Enfin, on crée une nouvelle initiative de 100 milliards de livres pour le financement à court terme des banques à un taux près du taux directeur. On veut ainsi s'assurer que les institutions jouent leur rôle de courroie de transmission de la politique monétaire en refilant aux emprunteurs la baisse du taux directeur, sans trop pénaliser les déposants qui ont déjà un rendement quasi nul sur leurs épargnes.

Il s'agit là d'une mesure originale pour éviter que les institutions financières parquent leurs réserves excédentaires à la banque centrale, comme c'est arrivé avec les initiatives de DQ lancées par la Réserve fédérale américaine, entre 2009 et 2014.

Les marchés financiers ont réagi à ces annonces-surprises : la Bourse a grimpé, tandis que la livre sterling a reculé face à la plupart des devises.

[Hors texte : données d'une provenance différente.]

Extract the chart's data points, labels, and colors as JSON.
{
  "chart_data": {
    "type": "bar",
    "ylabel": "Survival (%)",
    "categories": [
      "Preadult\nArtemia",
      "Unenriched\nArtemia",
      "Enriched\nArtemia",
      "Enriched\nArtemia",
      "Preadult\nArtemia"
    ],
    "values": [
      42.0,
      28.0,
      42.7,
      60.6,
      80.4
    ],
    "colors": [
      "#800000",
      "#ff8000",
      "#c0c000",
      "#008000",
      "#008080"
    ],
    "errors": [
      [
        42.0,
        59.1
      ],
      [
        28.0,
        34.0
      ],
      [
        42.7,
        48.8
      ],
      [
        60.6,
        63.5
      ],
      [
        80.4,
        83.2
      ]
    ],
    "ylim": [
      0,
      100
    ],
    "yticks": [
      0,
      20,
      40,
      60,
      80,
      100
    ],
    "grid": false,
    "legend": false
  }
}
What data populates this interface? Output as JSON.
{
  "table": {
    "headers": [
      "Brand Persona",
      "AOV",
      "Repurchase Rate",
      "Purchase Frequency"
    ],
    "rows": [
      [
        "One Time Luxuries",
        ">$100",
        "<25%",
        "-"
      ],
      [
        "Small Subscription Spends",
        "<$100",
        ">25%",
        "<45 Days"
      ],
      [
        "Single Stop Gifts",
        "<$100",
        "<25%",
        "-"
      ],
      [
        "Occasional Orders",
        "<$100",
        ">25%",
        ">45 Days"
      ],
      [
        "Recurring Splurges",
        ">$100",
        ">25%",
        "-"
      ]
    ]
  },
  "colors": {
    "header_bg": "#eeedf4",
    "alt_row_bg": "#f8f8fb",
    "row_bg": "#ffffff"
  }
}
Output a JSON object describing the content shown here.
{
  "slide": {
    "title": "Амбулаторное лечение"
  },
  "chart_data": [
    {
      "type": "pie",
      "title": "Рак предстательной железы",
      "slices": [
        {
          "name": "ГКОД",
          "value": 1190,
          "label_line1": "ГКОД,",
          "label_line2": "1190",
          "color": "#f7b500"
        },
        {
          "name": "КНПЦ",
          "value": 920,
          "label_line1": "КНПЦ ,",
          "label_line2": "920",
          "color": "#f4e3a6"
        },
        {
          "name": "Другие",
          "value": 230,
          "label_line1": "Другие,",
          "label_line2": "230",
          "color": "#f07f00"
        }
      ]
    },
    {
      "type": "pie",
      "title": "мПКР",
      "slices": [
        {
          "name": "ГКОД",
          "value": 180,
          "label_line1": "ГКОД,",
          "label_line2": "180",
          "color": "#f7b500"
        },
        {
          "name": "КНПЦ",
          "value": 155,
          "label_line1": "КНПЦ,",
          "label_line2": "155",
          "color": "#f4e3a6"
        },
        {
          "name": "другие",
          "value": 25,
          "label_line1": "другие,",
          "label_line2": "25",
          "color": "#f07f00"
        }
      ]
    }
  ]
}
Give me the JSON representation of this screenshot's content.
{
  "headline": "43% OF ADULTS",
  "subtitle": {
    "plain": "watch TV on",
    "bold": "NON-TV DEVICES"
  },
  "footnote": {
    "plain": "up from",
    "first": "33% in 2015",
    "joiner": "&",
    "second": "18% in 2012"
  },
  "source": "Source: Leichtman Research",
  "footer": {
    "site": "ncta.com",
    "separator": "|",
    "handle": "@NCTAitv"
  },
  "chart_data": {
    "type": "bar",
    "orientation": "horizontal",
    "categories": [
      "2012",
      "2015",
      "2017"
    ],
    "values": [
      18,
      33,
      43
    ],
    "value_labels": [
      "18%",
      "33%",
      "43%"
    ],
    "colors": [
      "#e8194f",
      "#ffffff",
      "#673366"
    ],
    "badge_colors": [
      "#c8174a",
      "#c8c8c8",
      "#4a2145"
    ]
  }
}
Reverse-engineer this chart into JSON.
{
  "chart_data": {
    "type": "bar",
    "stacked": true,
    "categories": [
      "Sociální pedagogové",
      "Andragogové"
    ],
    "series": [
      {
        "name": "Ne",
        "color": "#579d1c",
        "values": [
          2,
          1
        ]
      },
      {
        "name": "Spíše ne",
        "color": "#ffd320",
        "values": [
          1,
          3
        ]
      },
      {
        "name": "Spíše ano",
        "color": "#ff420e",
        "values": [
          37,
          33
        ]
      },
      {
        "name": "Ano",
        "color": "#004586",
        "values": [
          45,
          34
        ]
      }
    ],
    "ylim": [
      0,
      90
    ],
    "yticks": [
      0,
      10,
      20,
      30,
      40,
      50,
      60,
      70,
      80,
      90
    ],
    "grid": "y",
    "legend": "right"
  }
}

Mercredi, elle s'échangeait contre 1,7440 dollar canadien. Jeudi, c'était 1,7116.

La Banque a aussi indiqué qu'une majorité des membres du CPM sont disposés à abaisser tout près de zéro le taux directeur en novembre, si nécessaire. Un taux négatif, comme au Japon, en zone euro, en Suisse, en Suède ou au Danemark, est toutefois exclu.

Les voix dissidentes jugent qu'il n'y a pas encore assez d'indicateurs économiques pour sortir tout de suite l'artillerie lourde.

C'est sans doute aussi ce que croit le chancelier de l'échiquier (l'équivalent du ministre des Finances) Philip Hammond, peu pressé de lancer un plan de relance budgétaire d'ici l'automne, même si M. Carney lui enjoint de le faire.

M. Hammond appartient au gouvernement de Theresa May, favorable au Brexit. Il lui est donc difficile de reconnaître le choc économique que subit déjà le Royaume-Uni, selon la Banque d'Angleterre.

Les indicateurs économiques publiés jusqu'ici sont pourtant autant de signaux d'alerte : les indices des décideurs d'achat (PMI) de la fabrication, de la construction et des services sont tous passés sous la barre de 50. C'est le point de bascule entre croissance et contraction. La confiance des consommateurs est aussi fortement à la baisse.

La Banque d'Angleterre estime que le train de mesures annoncées jeudi permettra sans doute d'éviter une récession au royaume.

N'empêche. La prévision de croissance économique de 2017 est revue fortement à la baisse : de 2,3 % en mai, elle est désormais estimée à 0,8 %. Celle de 2018 est ramenée de 2,3 % à 1,8 %. Il s'agit des révisions les plus importantes en 23 ans.

M. Carney et son équipe reconnaissent que la baisse de la livre générera de l'inflation qui va dépasser la cible de 2 % au cours de la prochaine année. À tout prendre, c'est un moindre mal que de laisser s'enliser l'économie avec, à la clé, un risque de désinflation dure à endiguer.